WHAT IF WE HAD A SIMPLE HABIT that would grow our brain, lengthen our life, and help eliminate depression?
Would you be interested? Maybe not, because few people are actually doing it. Only about one person in four.
I am talking about exercise, of course. I am particularly interested in intense exercise, the kind that leaves your heart pounding and your lungs clamoring for more air. I am seeing more and more evidence for the widespread value of intense exercise. It helps you in so many ways.
Here is a fascinating abstract from The Journal of Psychiatric Research.
Exercise as a treatment for depression:
A meta-analysis adjusting for publication bias
The effects of exercise on depression have been a source of contentious debate. Meta-analyses have demonstrated a range of effect sizes. Both inclusion criteria and heterogeneity may influence the effect sizes reported. The extent and influence of publication bias is also unknown. Randomized controlled trials (RCTs) were identified from a recent Cochrane review and searches of major electronic databases from 01/2013 to 08/2015. We included RCTs of exercise interventions in people with depression (including those with a diagnosis of major depressive disorder (MDD) or ratings on depressive symptoms), comparing exercise versus control conditions. A random effects meta-analysis calculating the standardized mean difference (SMD, 95% confidence interval; CI), meta-regressions, trim and fill and failsafe n analyses were conducted. Twenty-five RCTs were included comparing exercise versus control comparison groups, including 9 examining participants with MDD. Overall, exercise had a large and significant effect on depression (SMD adjusted for publication bias = 1.11 (95% CI 0.79-1.43)) with a failsafe number of 1057. Most adjusted analyses suggested publication bias led to an underestimated SMD. Larger effects were found for interventions in MDD, utilising aerobic exercise, at moderate and vigorous intensities, in a supervised and unsupervised format. In MDD, larger effects were found for moderate intensity, aerobic exercise, and interventions supervised by exercise professionals. Exercise has a large and significant antidepressant effect in people with depression (including MDD). Previous meta-analyses may have underestimated the benefits of exercise due to publication bias. Our data strongly support the claim that exercise is an evidence-based treatment for depression.
What do you think of that last sentence? Exercise cures! Well, that may be too strong, but it is clear that we can achieve recovery, that is, a Beck / CES-D score of less than 10 by using vigorous exercise. I asked Dr. Schuch to comment on this post, as he is the lead researcher for the article. He points out that depression is generally a chronic condition, and as such, the “cure” of exercise needs to be ongoing. So let’s say this: Exercise is a dramatic help for treating depression.The effect size, what they here call the standardized mean difference (SMD), also known as Hedges G, is simply a measure of how far the distribution has moved. The reported SMD in this meta-analysis is 1.11. That is huge. That means that the whole group has moved 1.11 standard deviations toward the healthy side. Most psychotherapy SMDs run about .7 to around 1. That is very good.
If you wonder what the SMD of antidepressant drugs is, it runs about .2 to .4. There is no drug trial I am aware of that shows an effect size, or SMD of .5 or greater. Kirsch and others point out that the placebo response is very large with antidepressants, so people receiving those drugs have a difficult time knowing whether it is the drug or the placebo effect making them feel better.
Now we see from this comparison that exercise is a remarkably effective intervention with depression.

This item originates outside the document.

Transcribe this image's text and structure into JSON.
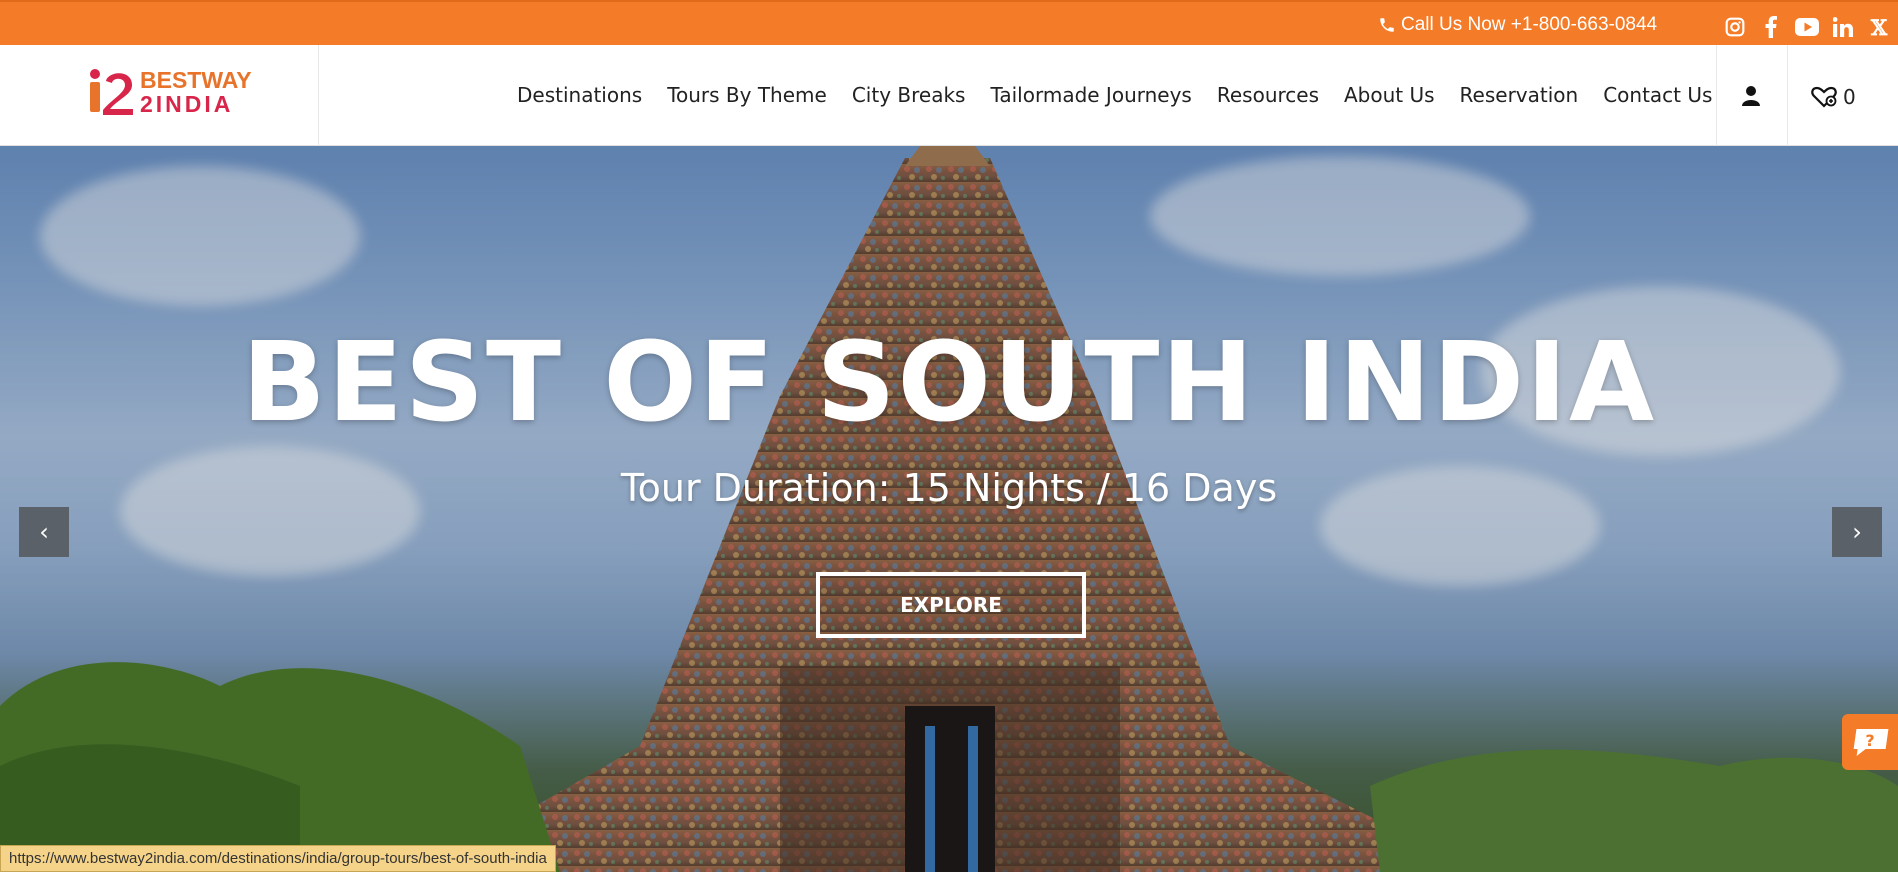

(Psychiary has tried over and over to discount Irving Kirsch and others who point out the limits and failings of antidepressant medication. Their argument boils down to “Who are you going to trust, me or your own lying eyes?” Their arguments aren’t convincing. I do not say that there is no effect from taking antidepressants, but the effect is small. There is no antidepressant effect in mild and moderate depression. There is a good effect in severe and very severe depression, well above 30 on the Beck or the CES-D. Some people recover completely with drugs alone, about 30% at the most (at least in the STAR*D study), but the rest are either not helped or only partially helped.)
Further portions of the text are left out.